The Rt Revd Lord Harries of Pentregarth writes:
PATRICK CORMACK, Baron Cormack of Enville, represented a Conservative party that hardly exists any more. He was a churchman, a traditionalist, and a believer in working with others to achieve workable solutions to problems. It was he who recently gave the tribute to Betty Boothroyd at her memorial service, a sign of his capacity to reach across political divides and the respect in which he was widely held.
Patrick Cormack was, first of all, a churchman, combining a great love for the Church of England with frustration at some of the changes in recent years. He served for many years as churchwarden of both St Mary’s, Enville, and St Margaret’s, Westminster. When he retired from the Commons, he moved to Lincoln, where he took huge delight in its cathedral. Indeed, in the Lords, he joked that he could be seen as an alternative bishop of Lincoln.
He served on the General Synod from 1995 to 2005. Both within Parliament and without, he rarely missed a chance to champion some aspect of the church and its heritage. He opposed the ordination of women priests and bishops, but, the decision having been made, he supported their ministry and later warmly welcomed women bishops into the Lords.
If the Church was the foundation of Patrick’s life of public-service heritage, the arts more generally was another consuming passion. There was hardly a heritage or arts organisation that he was not associated with as chair or patron. In 1974, he founded Heritage in Danger, and, for 35 years, he chaired the all-party heritage group. He was one of the first advocates of a national lottery to fund the arts, and he promoted a Bill to enable historic churches to receive state grants.
Then, third, Patrick was a passionate parliamentarian. He served in the Commons for more than 40 years. On his retirement he was made a life peer and for nearly 14 years, assiduously attended the Lords almost every day and made innumerable contributions to debates. He was so much part of the procedures, building, and history of Parliament as to become himself almost part of the fabric.
Born in Grimsby and educated locally, he graduated from Hull University before teaching for a number of years. In 1969, he was appointed head of history at Brewood Grammar School, but, the next year, he was elected MP for Cannock, formerly a Labour seat held by Aneurin Bevan’s widow, Jennie Lee. As a result of boundary changes, he then represented Staffordshire South West and, after that, Staffordshire South. During his long period in the Commons, he held a wide range of appointments, including those of chair of the Northern Ireland Affairs Select Committee (2005-10) and Shadow Deputy Leader of the House under William Hague.
He was knighted in 1995, and entered the House of Lords as Baron Cormack of Enville in the County of Staffordshire in 2010. He wrote several books including one on Parliament. He was also, for nearly three decades, co-editor of the politically impartial magainze The House. He was a director of the Parliamentary Broadcasting Unit and chaired the History of Parliament Trust. Passionately opposed to an elected House of Lords, he was equally passionate about the need for it to be radically reformed and reduced in size.

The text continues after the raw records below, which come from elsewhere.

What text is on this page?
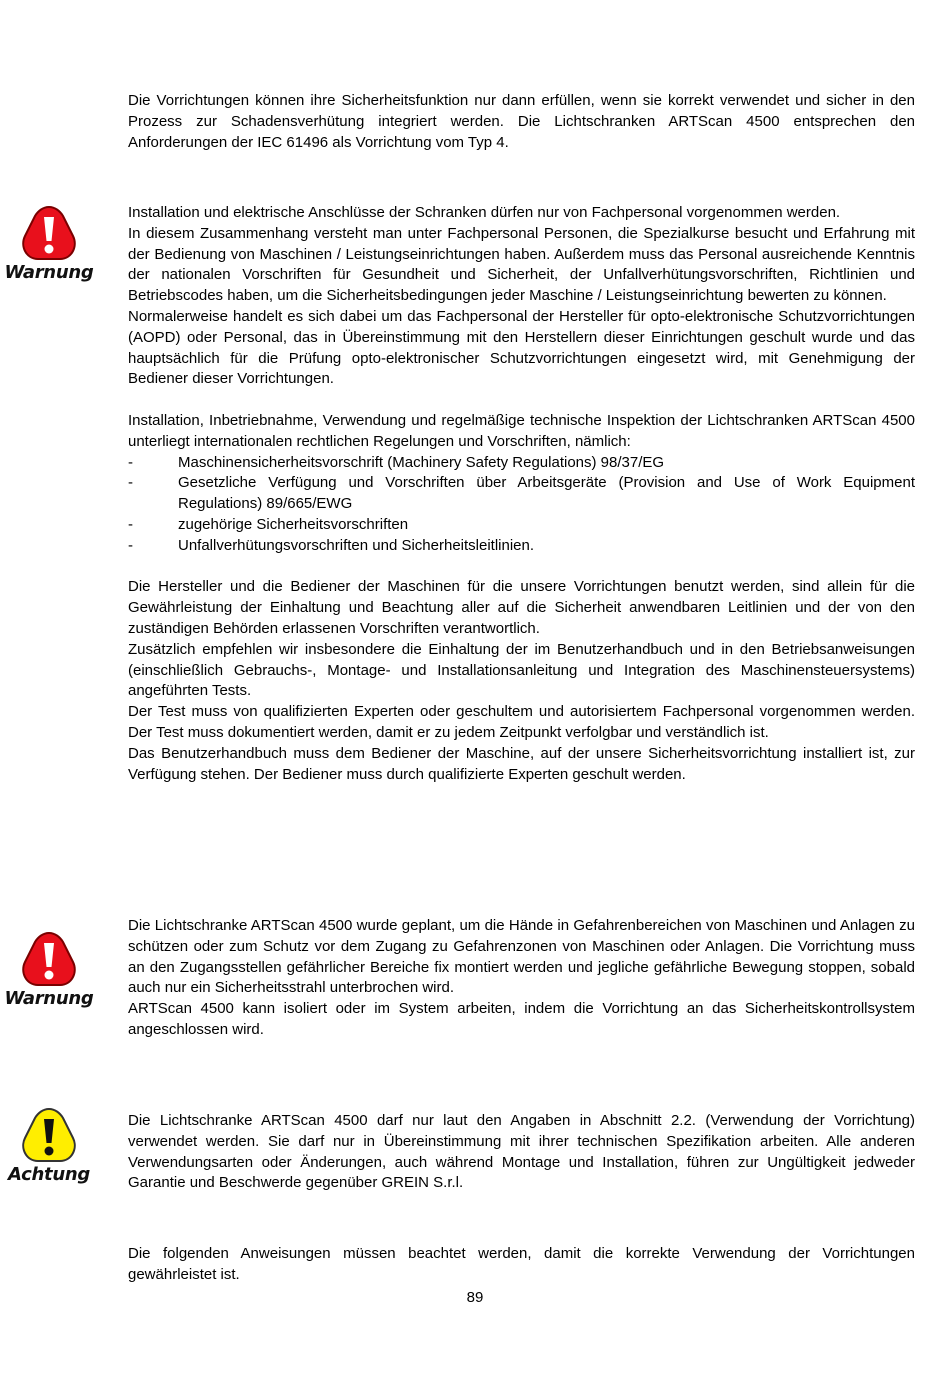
Die Vorrichtungen können ihre Sicherheitsfunktion nur dann erfüllen, wenn sie korrekt verwendet und sicher in den Prozess zur Schadensverhütung integriert werden. Die Lichtschranken ARTScan 4500 entsprechen den Anforderungen der IEC 61496 als Vorrichtung vom Typ 4.

Warnung

Installation und elektrische Anschlüsse der Schranken dürfen nur von Fachpersonal vorgenommen werden.

In diesem Zusammenhang versteht man unter Fachpersonal Personen, die Spezialkurse besucht und Erfahrung mit der Bedienung von Maschinen / Leistungseinrichtungen haben. Außerdem muss das Personal ausreichende Kenntnis der nationalen Vorschriften für Gesundheit und Sicherheit, der Unfallverhütungsvorschriften, Richtlinien und Betriebscodes haben, um die Sicherheitsbedingungen jeder Maschine / Leistungseinrichtung bewerten zu können.

Normalerweise handelt es sich dabei um das Fachpersonal der Hersteller für opto-elektronische Schutzvorrichtungen (AOPD) oder Personal, das in Übereinstimmung mit den Herstellern dieser Einrichtungen geschult wurde und das hauptsächlich für die Prüfung opto-elektronischer Schutzvorrichtungen eingesetzt wird, mit Genehmigung der Bediener dieser Vorrichtungen.

Installation, Inbetriebnahme, Verwendung und regelmäßige technische Inspektion der Lichtschranken ARTScan 4500 unterliegt internationalen rechtlichen Regelungen und Vorschriften, nämlich:

-	Maschinensicherheitsvorschrift (Machinery Safety Regulations) 98/37/EG
-	Gesetzliche Verfügung und Vorschriften über Arbeitsgeräte (Provision and Use of Work Equipment Regulations) 89/665/EWG
-	zugehörige Sicherheitsvorschriften
-	Unfallverhütungsvorschriften und Sicherheitsleitlinien.

Die Hersteller und die Bediener der Maschinen für die unsere Vorrichtungen benutzt werden, sind allein für die Gewährleistung der Einhaltung und Beachtung aller auf die Sicherheit anwendbaren Leitlinien und der von den zuständigen Behörden erlassenen Vorschriften verantwortlich.

Zusätzlich empfehlen wir insbesondere die Einhaltung der im Benutzerhandbuch und in den Betriebsanweisungen (einschließlich Gebrauchs-, Montage- und Installationsanleitung und Integration des Maschinensteuersystems) angeführten Tests.

Der Test muss von qualifizierten Experten oder geschultem und autorisiertem Fachpersonal vorgenommen werden. Der Test muss dokumentiert werden, damit er zu jedem Zeitpunkt verfolgbar und verständlich ist.

Das Benutzerhandbuch muss dem Bediener der Maschine, auf der unsere Sicherheitsvorrichtung installiert ist, zur Verfügung stehen. Der Bediener muss durch qualifizierte Experten geschult werden.

Warnung

Die Lichtschranke ARTScan 4500 wurde geplant, um die Hände in Gefahrenbereichen von Maschinen und Anlagen zu schützen oder zum Schutz vor dem Zugang zu Gefahrenzonen von Maschinen oder Anlagen. Die Vorrichtung muss an den Zugangsstellen gefährlicher Bereiche fix montiert werden und jegliche gefährliche Bewegung stoppen, sobald auch nur ein Sicherheitsstrahl unterbrochen wird.

ARTScan 4500 kann isoliert oder im System arbeiten, indem die Vorrichtung an das Sicherheitskontrollsystem angeschlossen wird.

Achtung

Die Lichtschranke ARTScan 4500 darf nur laut den Angaben in Abschnitt 2.2. (Verwendung der Vorrichtung) verwendet werden. Sie darf nur in Übereinstimmung mit ihrer technischen Spezifikation arbeiten. Alle anderen Verwendungsarten oder Änderungen, auch während Montage und Installation, führen zur Ungültigkeit jedweder Garantie und Beschwerde gegenüber GREIN S.r.l.

Die folgenden Anweisungen müssen beachtet werden, damit die korrekte Verwendung der Vorrichtungen gewährleistet ist.

89
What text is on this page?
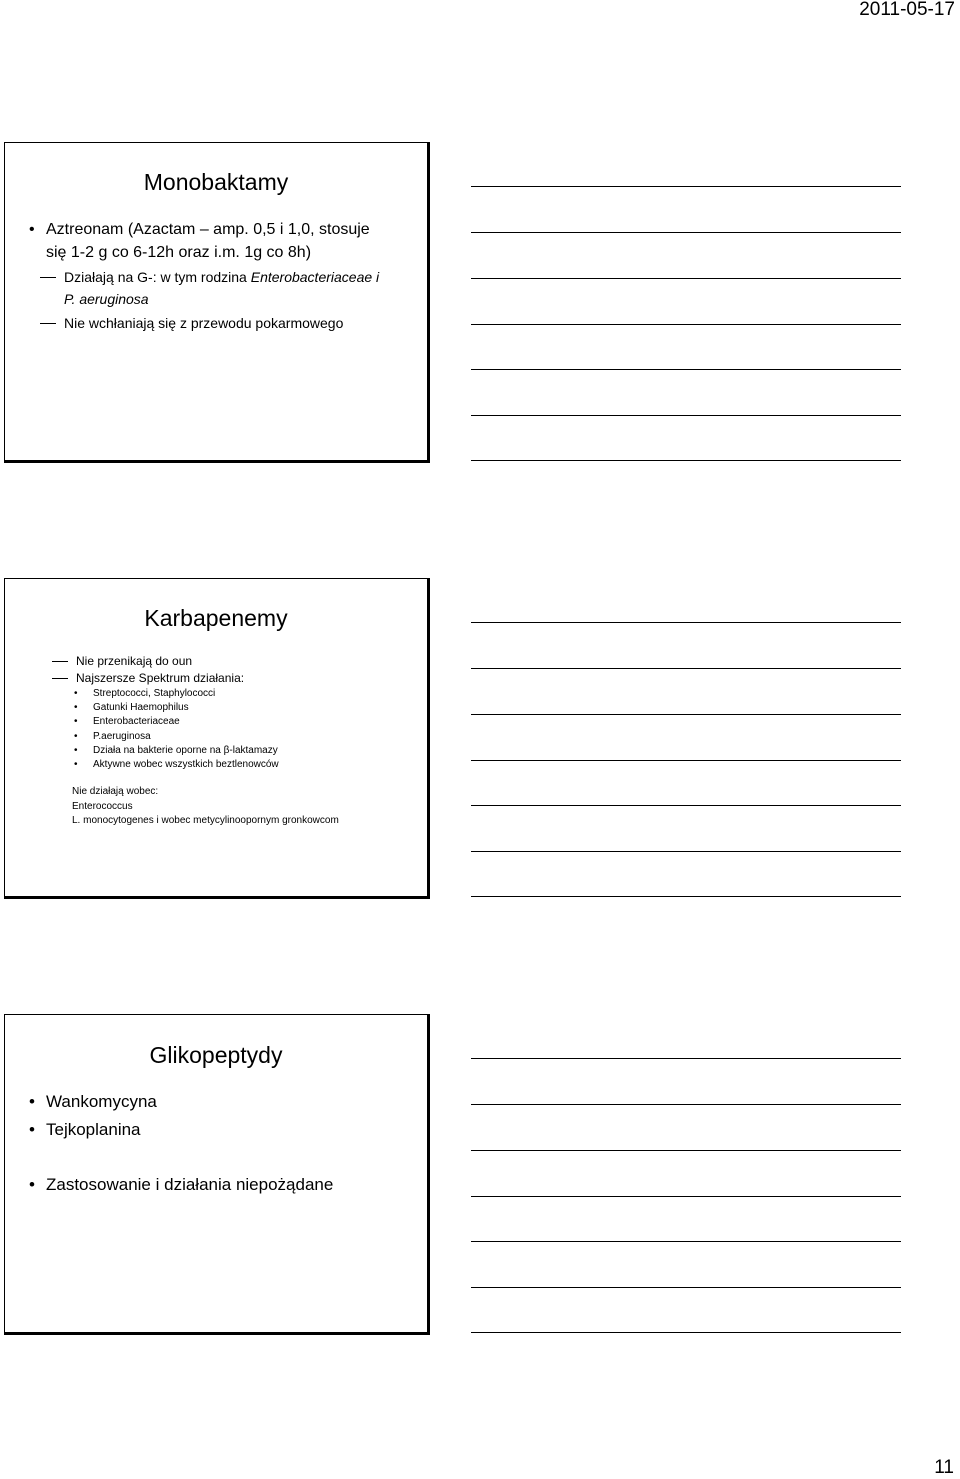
2011-05-17
Monobaktamy
• Aztreonam (Azactam – amp. 0,5 i 1,0, stosuje
się 1-2 g co 6-12h oraz i.m. 1g co 8h)
Działają na G-: w tym rodzina Enterobacteriaceae i
P. aeruginosa
Nie wchłaniają się z przewodu pokarmowego
Karbapenemy
Nie przenikają do oun
Najszersze Spektrum działania:
• Streptococci, Staphylococci
• Gatunki Haemophilus
• Enterobacteriaceae
• P.aeruginosa
• Działa na bakterie oporne na β-laktamazy
• Aktywne wobec wszystkich beztlenowców
Nie działają wobec:
Enterococcus
L. monocytogenes i wobec metycylinoopornym gronkowcom
Glikopeptydy
• Wankomycyna
• Tejkoplanina
• Zastosowanie i działania niepożądane
11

Patrick stood for election as Speaker of the House of Commons in 2000, and then in 2016 as Lord Speaker in the Lords, but was defeated on both occasions; for, although he made genuine friendships across the political divide, he spoke too often and too ponderously to gain the votes of his peers. Another factor that went against him was his record of voting against his own party.
Indeed, he was described as a serial rebel under Margaret Thatcher, voting against the poll tax, the abolition of the GLC, imposition of charges for eye and dental checks, and cuts in unemployment benefits, as well as Sunday trading. He regularly opposed privatisation proposals.
He was often willing to support human-rights issues, and, in the Commons, became first chairman of the All-Party Committee for the release of Soviet Jewry, repeatedly being refused a Russian visa for his efforts.
In the Lords, he supported an amendment to make discrimination on the grounds of caste illegal as part of the 2010 Equality Act. Very much a one-nation Tory, he was not at ease with the mercantile element that took over his party. In his Who’s Who entry, he described one of his recreations as “avoiding sitting on fences” and another one as “opposing philistines”.
Patrick was a churchman and a conservative in the old-fashioned sense, in that he wanted to preserve what was well tried and tested, the cultural and political heritage that had proved itself over time. He was also a parliamentarian in the sense that it was the whole institution of Parliament that he valued more than support for any one party or political programme. His departure leaves a very distinctive Patrick-shaped hole in our national life. He leaves a wife, Kathleen (Mary), whom he married in 1967, and two sons.
Lord Cormack died on 25 February, aged 84.